Fatty Acids Shown to Act on Immune System

Experts say other studies have looked at the role of fatty acids on immune system function.

"Giving omega-3 fatty acids to pregnant women seems to reduce the risk of asthma in children," said Dr. Erick Forno, a pediatric pulmonologist at the University of Miami's Miller School of Medicine. Omega-3 fatty acids are essential for the body's metabolism, but the human body doesn't make them. Common sources are fish oils and certain plant oils.

Conjugated linoleic acids, or CLAs, are fatty acids found in dairy products such as yogurt. Forno said research has found that CLAs are similar to omega-3 fatty acids in terms of their ability to protect against asthma.

"Fatty acids get metabolized and inhibit the production of another acid that gets converted into inflammatory molecules," he said.

Other experts also stress that these findings merely suggest an association and are very preliminary.

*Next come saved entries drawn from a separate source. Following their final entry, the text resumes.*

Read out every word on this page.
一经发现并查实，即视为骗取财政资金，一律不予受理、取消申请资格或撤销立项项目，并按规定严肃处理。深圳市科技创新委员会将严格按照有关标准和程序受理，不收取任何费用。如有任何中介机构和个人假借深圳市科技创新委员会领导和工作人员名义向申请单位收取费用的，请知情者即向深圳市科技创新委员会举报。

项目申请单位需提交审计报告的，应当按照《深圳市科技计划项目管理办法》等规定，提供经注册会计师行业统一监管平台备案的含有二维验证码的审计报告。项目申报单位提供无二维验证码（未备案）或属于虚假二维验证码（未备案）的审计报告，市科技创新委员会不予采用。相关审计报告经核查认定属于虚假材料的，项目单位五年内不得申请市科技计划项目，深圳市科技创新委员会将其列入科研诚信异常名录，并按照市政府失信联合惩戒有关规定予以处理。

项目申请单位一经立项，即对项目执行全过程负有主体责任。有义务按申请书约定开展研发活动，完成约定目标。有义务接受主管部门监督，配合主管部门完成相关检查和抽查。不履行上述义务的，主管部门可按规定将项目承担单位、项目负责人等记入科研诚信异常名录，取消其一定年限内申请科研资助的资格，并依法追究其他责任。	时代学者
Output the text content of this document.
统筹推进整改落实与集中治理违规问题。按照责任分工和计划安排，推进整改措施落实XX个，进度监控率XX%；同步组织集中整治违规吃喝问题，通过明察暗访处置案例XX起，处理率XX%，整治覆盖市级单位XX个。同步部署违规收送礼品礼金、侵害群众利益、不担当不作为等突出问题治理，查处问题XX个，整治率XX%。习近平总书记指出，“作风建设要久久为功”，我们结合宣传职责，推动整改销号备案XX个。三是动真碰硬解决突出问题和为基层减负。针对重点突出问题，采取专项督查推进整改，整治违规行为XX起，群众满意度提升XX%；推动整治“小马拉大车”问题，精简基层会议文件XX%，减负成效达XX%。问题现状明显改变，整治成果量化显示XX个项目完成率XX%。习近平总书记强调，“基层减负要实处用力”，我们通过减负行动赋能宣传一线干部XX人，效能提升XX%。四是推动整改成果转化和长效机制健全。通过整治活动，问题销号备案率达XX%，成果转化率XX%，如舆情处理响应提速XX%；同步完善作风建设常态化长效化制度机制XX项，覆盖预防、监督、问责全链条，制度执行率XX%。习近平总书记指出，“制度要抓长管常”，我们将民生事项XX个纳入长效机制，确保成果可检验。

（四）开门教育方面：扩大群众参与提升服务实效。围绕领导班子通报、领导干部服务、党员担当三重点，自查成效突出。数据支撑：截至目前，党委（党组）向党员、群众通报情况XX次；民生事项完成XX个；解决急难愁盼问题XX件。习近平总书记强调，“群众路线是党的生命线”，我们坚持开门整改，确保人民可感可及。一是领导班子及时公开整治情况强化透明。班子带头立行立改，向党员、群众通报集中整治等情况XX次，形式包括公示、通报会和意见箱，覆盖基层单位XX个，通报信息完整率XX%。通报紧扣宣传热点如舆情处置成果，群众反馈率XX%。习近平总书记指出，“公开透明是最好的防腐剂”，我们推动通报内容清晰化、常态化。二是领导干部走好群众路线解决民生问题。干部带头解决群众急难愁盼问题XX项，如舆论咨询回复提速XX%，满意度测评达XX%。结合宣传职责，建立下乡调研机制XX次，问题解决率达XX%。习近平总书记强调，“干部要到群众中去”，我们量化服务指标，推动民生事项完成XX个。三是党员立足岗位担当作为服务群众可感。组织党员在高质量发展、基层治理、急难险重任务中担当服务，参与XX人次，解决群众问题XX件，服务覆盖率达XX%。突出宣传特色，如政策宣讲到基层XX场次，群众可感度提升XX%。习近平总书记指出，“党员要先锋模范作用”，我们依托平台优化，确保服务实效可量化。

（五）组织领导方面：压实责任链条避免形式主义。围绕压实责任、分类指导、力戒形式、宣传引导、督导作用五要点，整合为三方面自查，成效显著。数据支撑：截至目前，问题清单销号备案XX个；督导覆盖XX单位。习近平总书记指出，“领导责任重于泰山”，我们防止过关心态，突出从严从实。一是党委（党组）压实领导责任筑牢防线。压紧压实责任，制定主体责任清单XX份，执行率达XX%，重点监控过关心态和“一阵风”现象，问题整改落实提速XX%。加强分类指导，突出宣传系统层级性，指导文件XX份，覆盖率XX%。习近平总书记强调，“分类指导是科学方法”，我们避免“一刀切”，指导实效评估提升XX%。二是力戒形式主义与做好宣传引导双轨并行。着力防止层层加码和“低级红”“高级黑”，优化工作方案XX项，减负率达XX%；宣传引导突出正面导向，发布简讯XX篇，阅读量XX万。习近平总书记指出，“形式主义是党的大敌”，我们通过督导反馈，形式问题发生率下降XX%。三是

"There are a lot of unanswered questions. For example, we don't know if the women were taking omega-3 fatty acids or if they were eating highly processed yogurt," said Dr. Jana Klauer, a New York physician specializing in nutrition. Klauer explained these and other factors could account for the findings.

This research also does not change nutritional advice for pregnant women.

"It's recommended that pregnant women keep down the amount of calories and fat. They don't want to gain too much weight," said Klauer. "The current recommendation is low-fat dairy."